At the same time, officials estimate a 4.5% unemployment rate by the end of the year, from the current 3.6%. Getting there would require a loss of more than 571,000 jobs, according to an Atlanta Fed calculator.
Though that would be challenging, the Fed is likely to prioritize its inflation fight, particularly if the data continue to indicate elevated prices, Citigroup economist Andrew Hollenhorst wrote.
“Financial stability concerns are likely to remain at least somewhat elevated over the next few months. That means a more cautious Fed and markets pricing a higher probability of more dovish policy outcomes,” Hollenhorst said. “But to the extent financial sector risks do not materialize, focus will gradually shift back to inflation.”

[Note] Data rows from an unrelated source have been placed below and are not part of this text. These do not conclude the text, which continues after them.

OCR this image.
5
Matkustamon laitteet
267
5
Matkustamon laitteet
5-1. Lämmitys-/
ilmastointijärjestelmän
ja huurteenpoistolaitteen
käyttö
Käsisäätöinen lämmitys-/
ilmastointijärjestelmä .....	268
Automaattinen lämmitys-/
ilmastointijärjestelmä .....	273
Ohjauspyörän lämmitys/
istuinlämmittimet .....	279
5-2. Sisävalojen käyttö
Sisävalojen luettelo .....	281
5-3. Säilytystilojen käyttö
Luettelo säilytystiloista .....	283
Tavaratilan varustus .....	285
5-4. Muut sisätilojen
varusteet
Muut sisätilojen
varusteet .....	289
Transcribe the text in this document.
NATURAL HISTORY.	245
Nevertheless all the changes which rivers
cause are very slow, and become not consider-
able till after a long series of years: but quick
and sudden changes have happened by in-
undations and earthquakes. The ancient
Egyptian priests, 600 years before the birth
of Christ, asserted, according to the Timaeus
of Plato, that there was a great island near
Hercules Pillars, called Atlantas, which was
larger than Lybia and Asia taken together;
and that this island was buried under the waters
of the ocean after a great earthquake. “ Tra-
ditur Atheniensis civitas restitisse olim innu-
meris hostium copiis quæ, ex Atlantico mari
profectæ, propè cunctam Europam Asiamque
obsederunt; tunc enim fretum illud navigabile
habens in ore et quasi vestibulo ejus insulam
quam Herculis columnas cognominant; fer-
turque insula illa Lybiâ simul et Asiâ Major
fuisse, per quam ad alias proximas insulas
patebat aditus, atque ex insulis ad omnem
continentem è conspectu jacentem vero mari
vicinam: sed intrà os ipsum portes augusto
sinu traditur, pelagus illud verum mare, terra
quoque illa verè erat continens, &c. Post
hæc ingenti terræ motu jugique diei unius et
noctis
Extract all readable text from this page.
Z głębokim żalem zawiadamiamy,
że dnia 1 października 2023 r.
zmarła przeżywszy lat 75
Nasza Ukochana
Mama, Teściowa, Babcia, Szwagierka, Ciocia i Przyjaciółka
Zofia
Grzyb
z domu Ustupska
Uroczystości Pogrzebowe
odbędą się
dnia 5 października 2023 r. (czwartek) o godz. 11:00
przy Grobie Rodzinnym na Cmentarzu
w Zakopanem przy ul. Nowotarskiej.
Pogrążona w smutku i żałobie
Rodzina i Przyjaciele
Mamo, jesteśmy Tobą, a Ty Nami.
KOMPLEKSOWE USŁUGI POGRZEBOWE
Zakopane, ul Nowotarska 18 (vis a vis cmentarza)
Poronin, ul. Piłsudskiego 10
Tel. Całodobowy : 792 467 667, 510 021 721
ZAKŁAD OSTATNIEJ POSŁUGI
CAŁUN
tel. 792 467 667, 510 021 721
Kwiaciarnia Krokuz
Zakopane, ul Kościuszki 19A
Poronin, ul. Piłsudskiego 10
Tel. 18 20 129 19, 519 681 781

Bank of America analysts note the paradox of investors simultaneously pricing in a Fed that will relax policy to fight an economic slowdown while also betting that stocks will continue to climb.
“The major US equity indices seem to be looking past the type of shock or economic slowdown that would get the Fed to cut rates, and yet are trading on expectations of a lower (eventually) discount factor,” BofA said.
“This is despite two important facts: (i) recessions are reliably negative for equities throughout history and not discounted in advance, and (ii) the FOMC projections and dots imply no rate cuts even if we get a mild recession this year.”
Like BlackRock, Bank of America is advising clients to bet against U.S. stocks and instead focus on strategies that pay when the market falls.